"In the media industry, it’s once again important to be big," write Keach Hagey and Shalini Ramachandran in the Wall St. Journal’s Markets Pulse column (Warning: the WSJ is behind a pay-wall and may charge you to read this article).
The article continues, "Tribune Co’s $2.73 billion agreement to buy Local TV Holdings LLC’s 19 television stations, unveiled Monday, is the biggest in a spate of TV station acquisitions that so far this year totals nearly $9 billion, according to SNL Kagan.
"These deals, along with signs that cable-TV executives are looking to spark a consolidation wave in that industry, signal a sea change in the media sector. After a decade in which media industry deal-making was heavily concentrated on unwinding mergers struck in the past, executives once again have an appetite for acquisitions."
So what’s going on?
Says the article, "[T]hese deals are concentrated on the distribution side, among TV station owners and potentially cable operators [and] reflect a recognition that with growth in pay television slowing sharply, economies of scale are vital."
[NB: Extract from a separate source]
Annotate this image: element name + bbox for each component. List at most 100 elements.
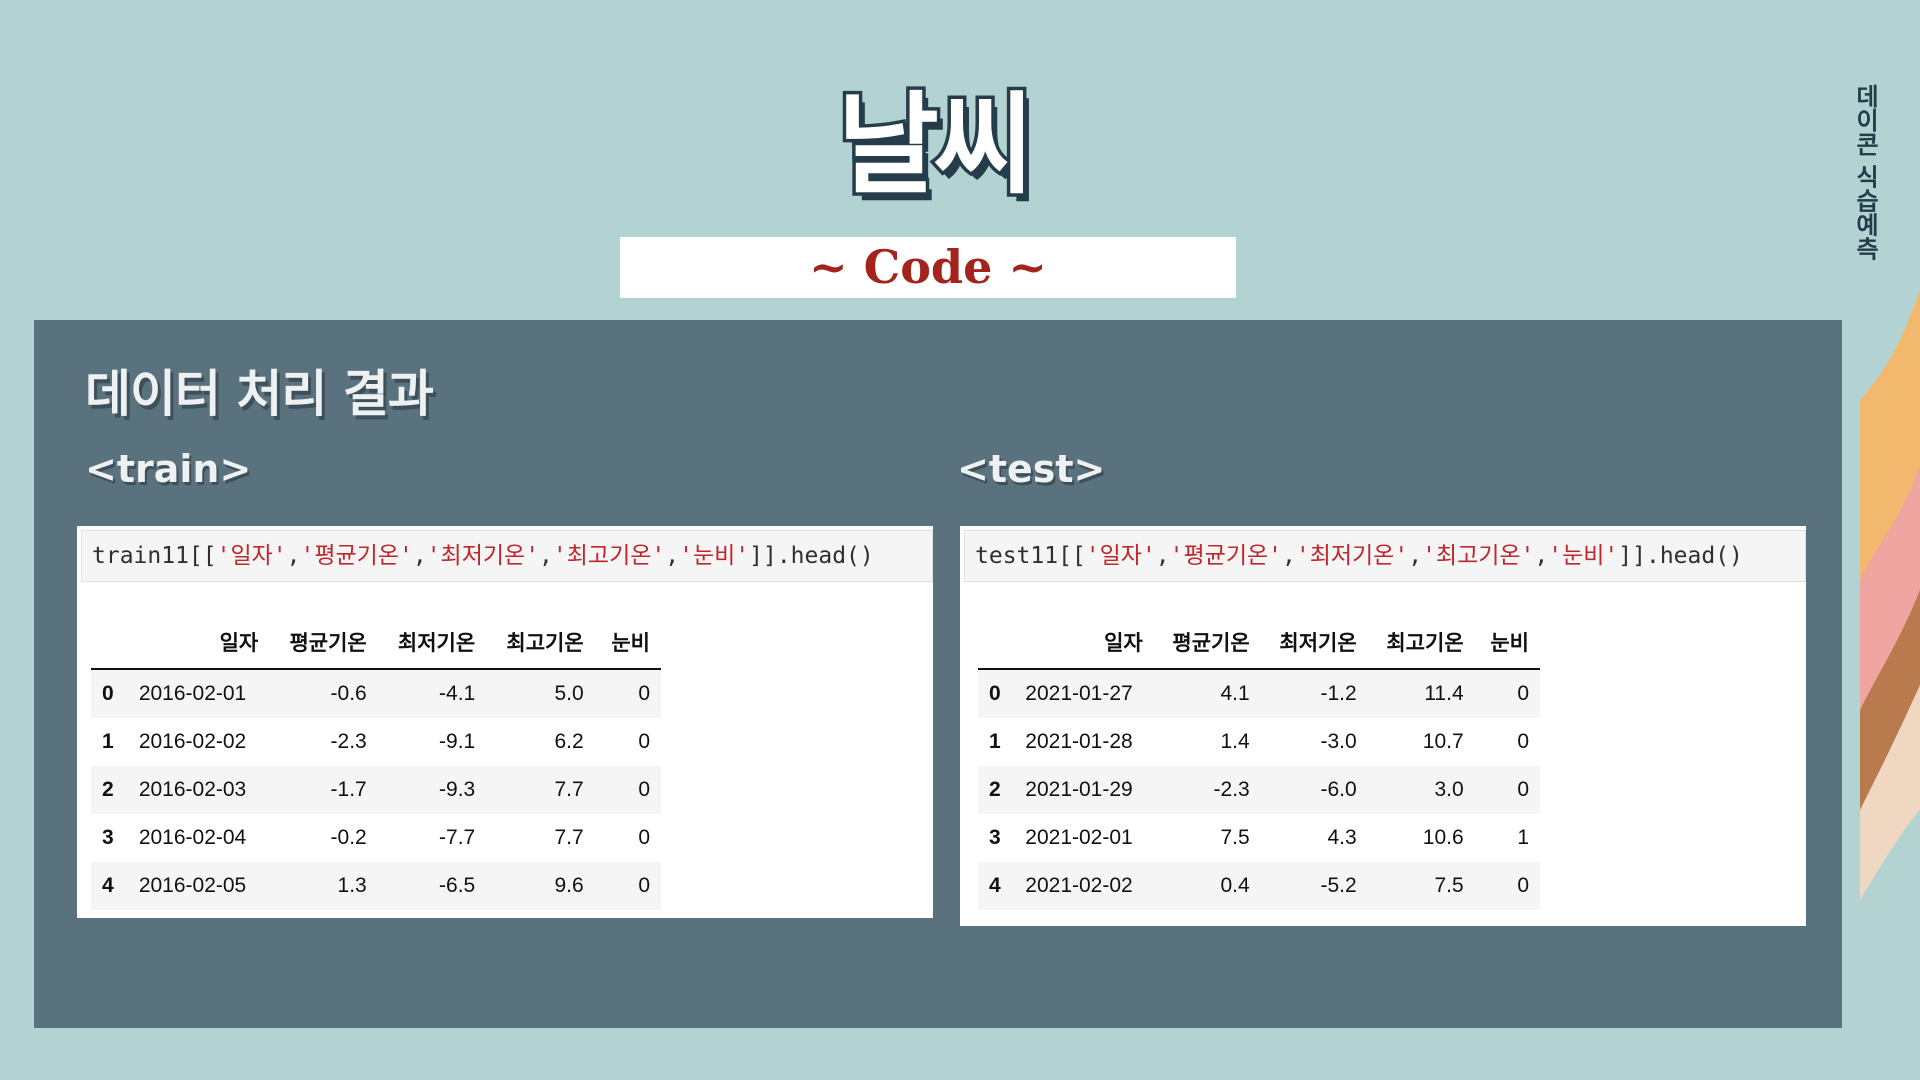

The piece continues, " ‘Our investment thesis is simple: scale matters,’ said Tribune CEO Peter Liguori, during a call with analysts Monday morning. Or as Liberty Media Corp. Chairman John Malone, a pioneer of the cable industry, put it last month, ‘the whole name of the game in the cable business is scale.’ "
The story then explains, "The twist is that both station owners and cable operators are hoping that bulking up will improve their bargaining leverage with each other."